Le président russe, Vladimir Poutine, a reconnu lors d'une allocution télévisée l'indépendance de deux territoires prorusses du Donbass ukrainien, bassin minier et industriel frontalier de la Russie: les «républiques» autoproclamées de Donetsk et Lougansk, dont les «dirigeants» l'avaient appelé plus tôt lundi à affirmer leur souveraineté.
«Je juge nécessaire de prendre cette décision qui était mûre depuis longtemps: immédiatement reconnaître l'indépendance de la République populaire de Donetsk et de la République populaire de Lougansk», a-t-il dit dans son allocution télévisée, demandant au Parlement russe «d'approuver cette décision puis de ratifier les accords d'amitié et d'entraide avec les deux républiques».
Vladimir Poutine a ensuite signé des décrets demandant à son armée de «maintenir la paix» dans ces deux régions où sont actifs des séparatistes prorusses et où des tirs ont été rapportés lundi encore. En clair: les troupes régulières russes sont, aux yeux du Kremlin, habilitées à pénétrer en territoire ukrainien.

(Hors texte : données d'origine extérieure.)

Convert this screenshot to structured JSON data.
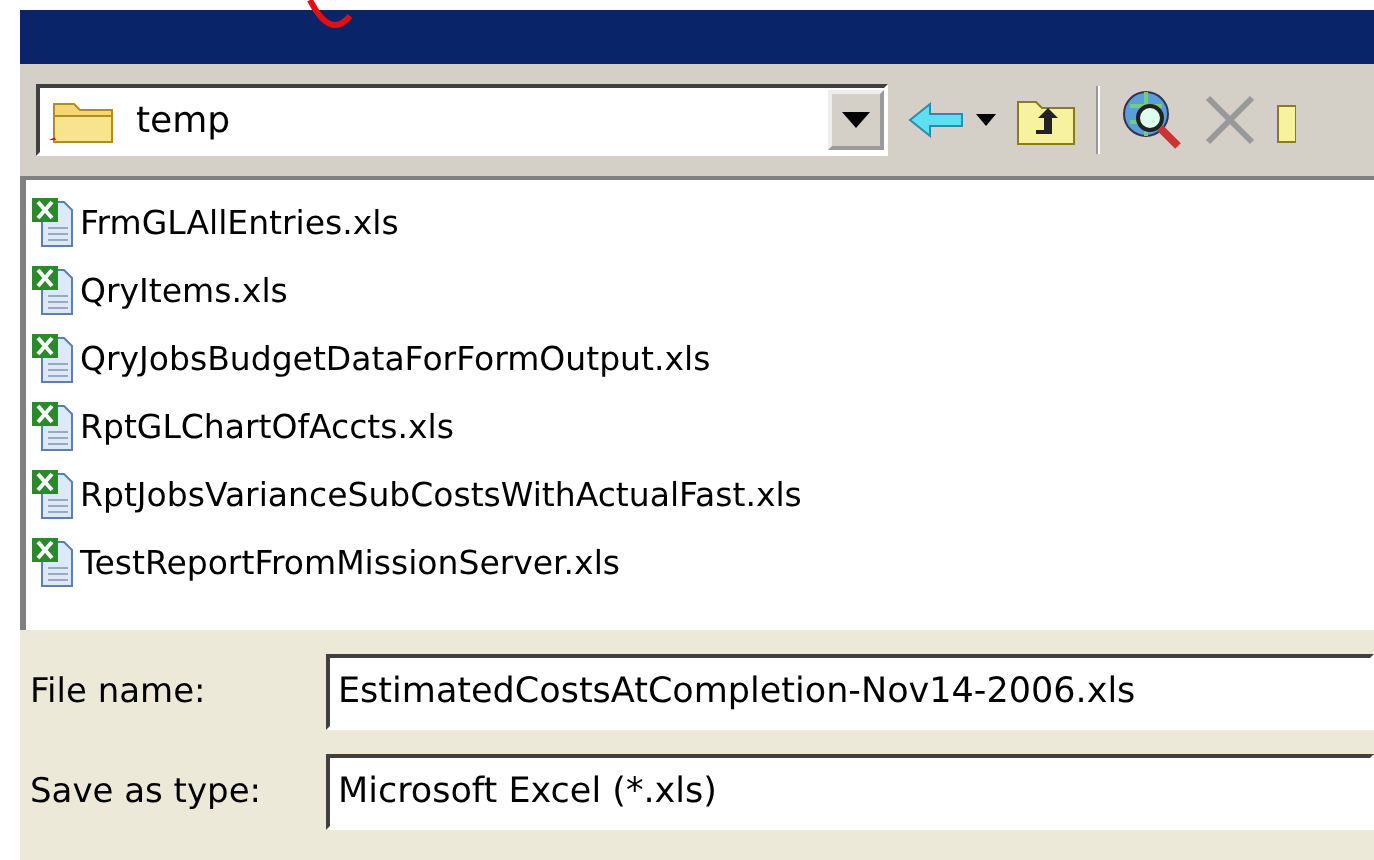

La décision a été communiquée au président français, Emmanuel Macron, et au chancelier allemand, Olaf Scholz, médiateurs dans le conflit de l'est ukrainien. Le dirigeant russe a fait une allocution télévisée lundi soir, lors de laquelle il a formellement annoncé cette décision. Il a intimé dans la foulée à l'Ukraine de cesser immédiatement «ses opérations militaires» contre les séparatistes ou d'assumer «la responsabilité de la poursuite de l'effusion de sang».
Fin du processus de paix
Cette mesure signe la fin d'un processus de paix moribond sous médiation franco-allemande, qui prévoyait un retour de ces territoires sous le contrôle de Kiev en échange d'une large autonomie.
Surtout, elle ouvre la porte à un déploiement militaire russe dans ces régions, à la demande des autorités locales qui sont donc reconnues comme légitimes par Moscou, et au nom de la «protection» des citoyens russes y habitant.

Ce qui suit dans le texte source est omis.